Our friend Emma-Jane has written an interesting post on her blog (which is brand new, by the way: check it out) about struggling to reconcile being a kinky Irish girl with hearing about the results of the Ryan report into child abuse in Irish State Institutions:

“An emotionally abusive institution. Girls were humiliated and belittled on a regular basis”

Sounds like the brochure for a reformatory roleplay my friends are planning.

“CP was often administered in front of other girls and staff members. The use of denigrating and humiliating language was commonplace”

Sounds like the type of scene I’ve been fantasising about all my life.

“Physical punishment was severe, excessive and pervasive”

Sounds like a description of my latest play weekend.

Yes, well.
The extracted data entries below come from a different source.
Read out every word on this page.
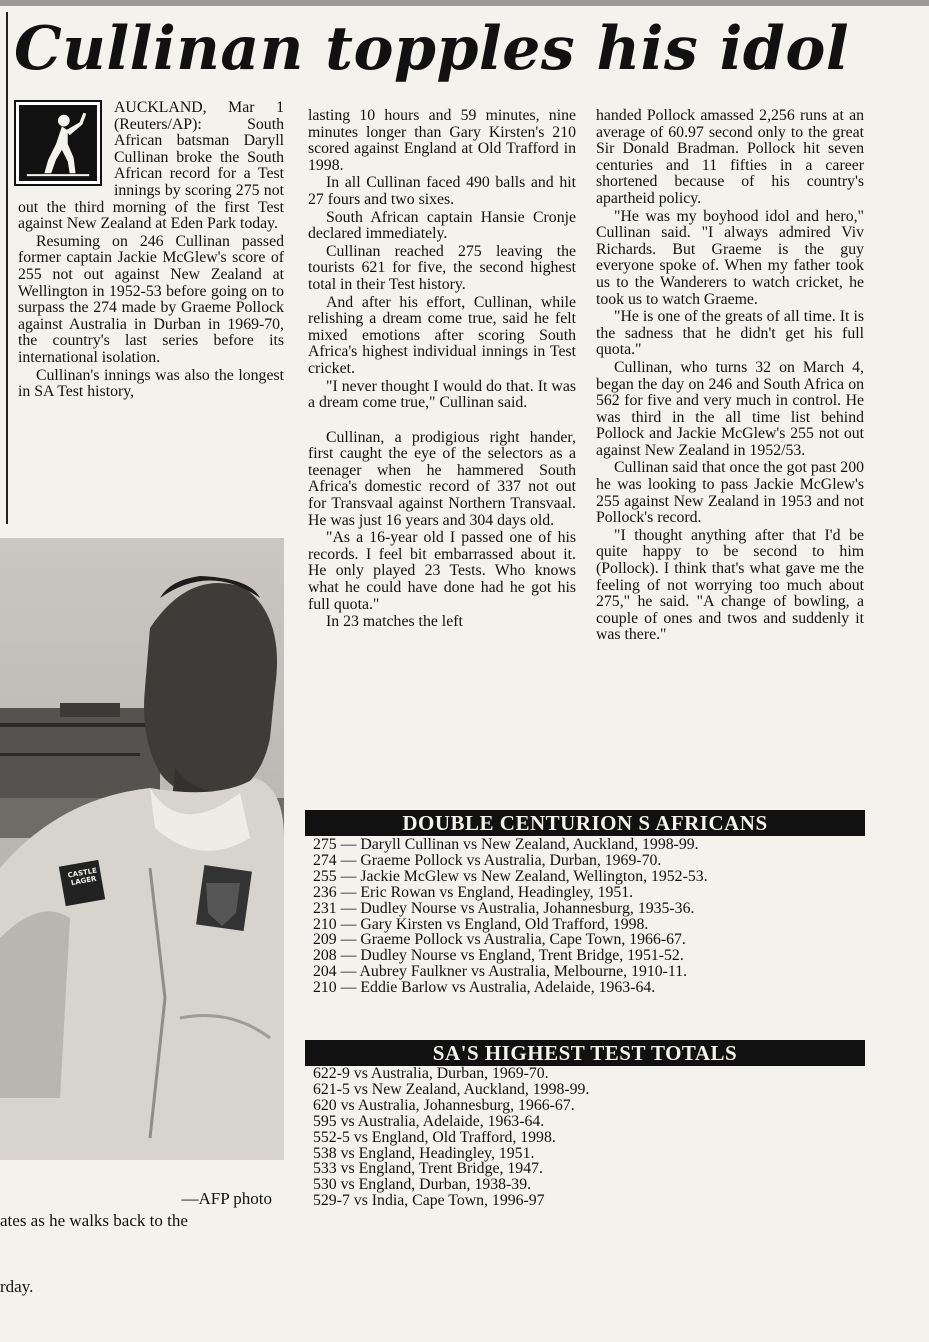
Cullinan topples his idol

AUCKLAND, Mar 1 (Reuters/AP): South African batsman Daryll Cullinan broke the South African record for a Test innings by scoring 275 not out the third morning of the first Test against New Zealand at Eden Park today.

Resuming on 246 Cullinan passed former captain Jackie McGlew's score of 255 not out against New Zealand at Wellington in 1952-53 before going on to surpass the 274 made by Graeme Pollock against Australia in Durban in 1969-70, the country's last series before its international isolation.

Cullinan's innings was also the longest in SA Test history,

lasting 10 hours and 59 minutes, nine minutes longer than Gary Kirsten's 210 scored against England at Old Trafford in 1998.

In all Cullinan faced 490 balls and hit 27 fours and two sixes.

South African captain Hansie Cronje declared immediately.

Cullinan reached 275 leaving the tourists 621 for five, the second highest total in their Test history.

And after his effort, Cullinan, while relishing a dream come true, said he felt mixed emotions after scoring South Africa's highest individual innings in Test cricket.

"I never thought I would do that. It was a dream come true," Cullinan said.

Cullinan, a prodigious right hander, first caught the eye of the selectors as a teenager when he hammered South Africa's domestic record of 337 not out for Transvaal against Northern Transvaal. He was just 16 years and 304 days old.

"As a 16-year old I passed one of his records. I feel bit embarrassed about it. He only played 23 Tests. Who knows what he could have done had he got his full quota."

In 23 matches the left

handed Pollock amassed 2,256 runs at an average of 60.97 second only to the great Sir Donald Bradman. Pollock hit seven centuries and 11 fifties in a career shortened because of his country's apartheid policy.

"He was my boyhood idol and hero," Cullinan said. "I always admired Viv Richards. But Graeme is the guy everyone spoke of. When my father took us to the Wanderers to watch cricket, he took us to watch Graeme.

"He is one of the greats of all time. It is the sadness that he didn't get his full quota."

Cullinan, who turns 32 on March 4, began the day on 246 and South Africa on 562 for five and very much in control. He was third in the all time list behind Pollock and Jackie McGlew's 255 not out against New Zealand in 1952/53.

Cullinan said that once the got past 200 he was looking to pass Jackie McGlew's 255 against New Zealand in 1953 and not Pollock's record.

"I thought anything after that I'd be quite happy to be second to him (Pollock). I think that's what gave me the feeling of not worrying too much about 275," he said. "A change of bowling, a couple of ones and twos and suddenly it was there."

CASTLE LAGER

ates as he walks back to the

rday.

—AFP photo

DOUBLE CENTURION S AFRICANS
275 — Daryll Cullinan vs New Zealand, Auckland, 1998-99.
274 — Graeme Pollock vs Australia, Durban, 1969-70.
255 — Jackie McGlew vs New Zealand, Wellington, 1952-53.
236 — Eric Rowan vs England, Headingley, 1951.
231 — Dudley Nourse vs Australia, Johannesburg, 1935-36.
210 — Gary Kirsten vs England, Old Trafford, 1998.
209 — Graeme Pollock vs Australia, Cape Town, 1966-67.
208 — Dudley Nourse vs England, Trent Bridge, 1951-52.
204 — Aubrey Faulkner vs Australia, Melbourne, 1910-11.
210 — Eddie Barlow vs Australia, Adelaide, 1963-64.
SA'S HIGHEST TEST TOTALS
622-9 vs Australia, Durban, 1969-70.
621-5 vs New Zealand, Auckland, 1998-99.
620 vs Australia, Johannesburg, 1966-67.
595 vs Australia, Adelaide, 1963-64.
552-5 vs England, Old Trafford, 1998.
538 vs England, Headingley, 1951.
533 vs England, Trent Bridge, 1947.
530 vs England, Durban, 1938-39.
529-7 vs India, Cape Town, 1996-97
I’m not going to make anyone feel better if I say that, without taking on and processing different kinds of violence visited by one human being on another throughout history, we would be bereft of any settings for role-play. The stuff we feed on, from Roman slaves, via Victorian maids, to nearly modern schoolchildren, is in its core quite appalling.
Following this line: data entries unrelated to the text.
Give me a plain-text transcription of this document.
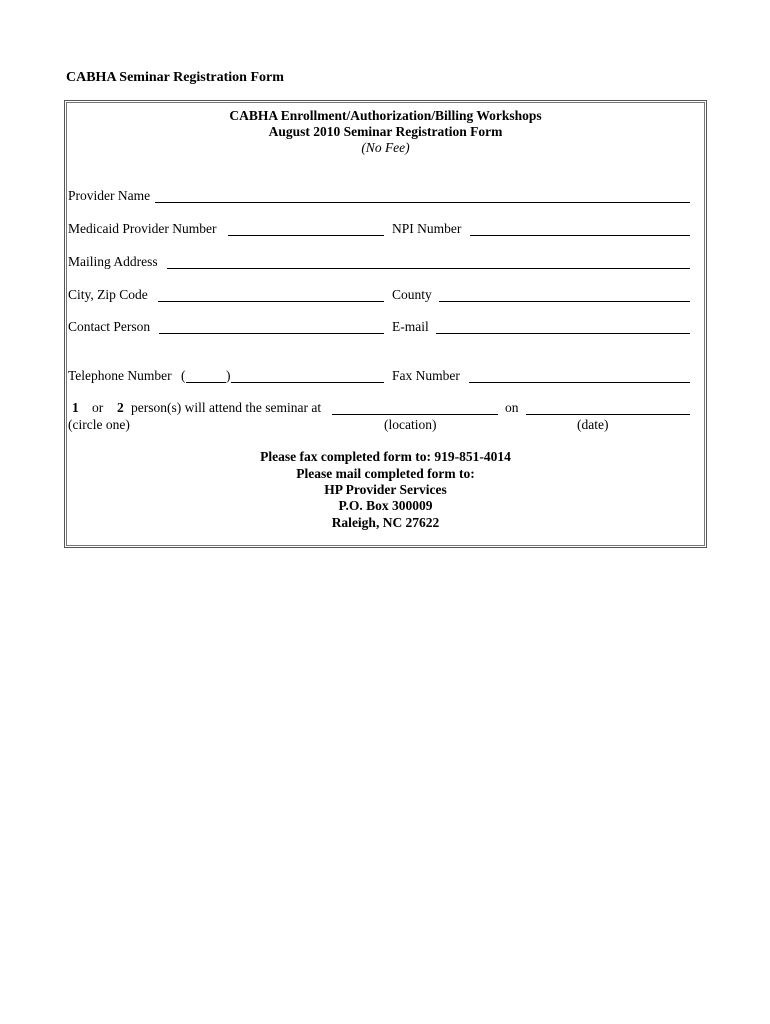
CABHA Seminar Registration Form
CABHA Enrollment/Authorization/Billing Workshops
August 2010 Seminar Registration Form
(No Fee)
Provider Name
Medicaid Provider Number	NPI Number
Mailing Address
City, Zip Code	County
Contact Person	E-mail
Telephone Number (	)	Fax Number
1 or 2 person(s) will attend the seminar at	on
(circle one)	(location)	(date)
Please fax completed form to: 919-851-4014
Please mail completed form to:
HP Provider Services
P.O. Box 300009
Raleigh, NC 27622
How much of it you then make it yours, whether you decide to play with certain aspects of it at all, is then a sensitive individual choice.

Abel and I discussed this the other day, and he wondered whether his ease or difficulty in accepting his own desires depends on how recent the historical event that triggers the fantasies. Does the fact that the Irish schoolchildren of the reports are real people who may be still not quite into their middle age, amplify the guilt?

When he said this, I wondered out loud how, then, the role-play involving trafficked Eastern European girls – who are our actual contemporaries – works out better for him. For me this is a semi-hard limit: I will only go there with one of a handful of extremely trusted tops, and only to please them as opposed to entertain my own desires. Abel, on the other hand, has independent fantasies in the white slavery milieu.

I think that, rather than being a question of historical proximity, our comfort level depends on how personal the story of the suffering is to us. History helps, to an extent, to soften the grip of guilt, but it’s personal involvement that creates qualms and hardens limits.

And it is, unfortunately, something each of us has to work through in our heads, alone with the shadows in our consciousness.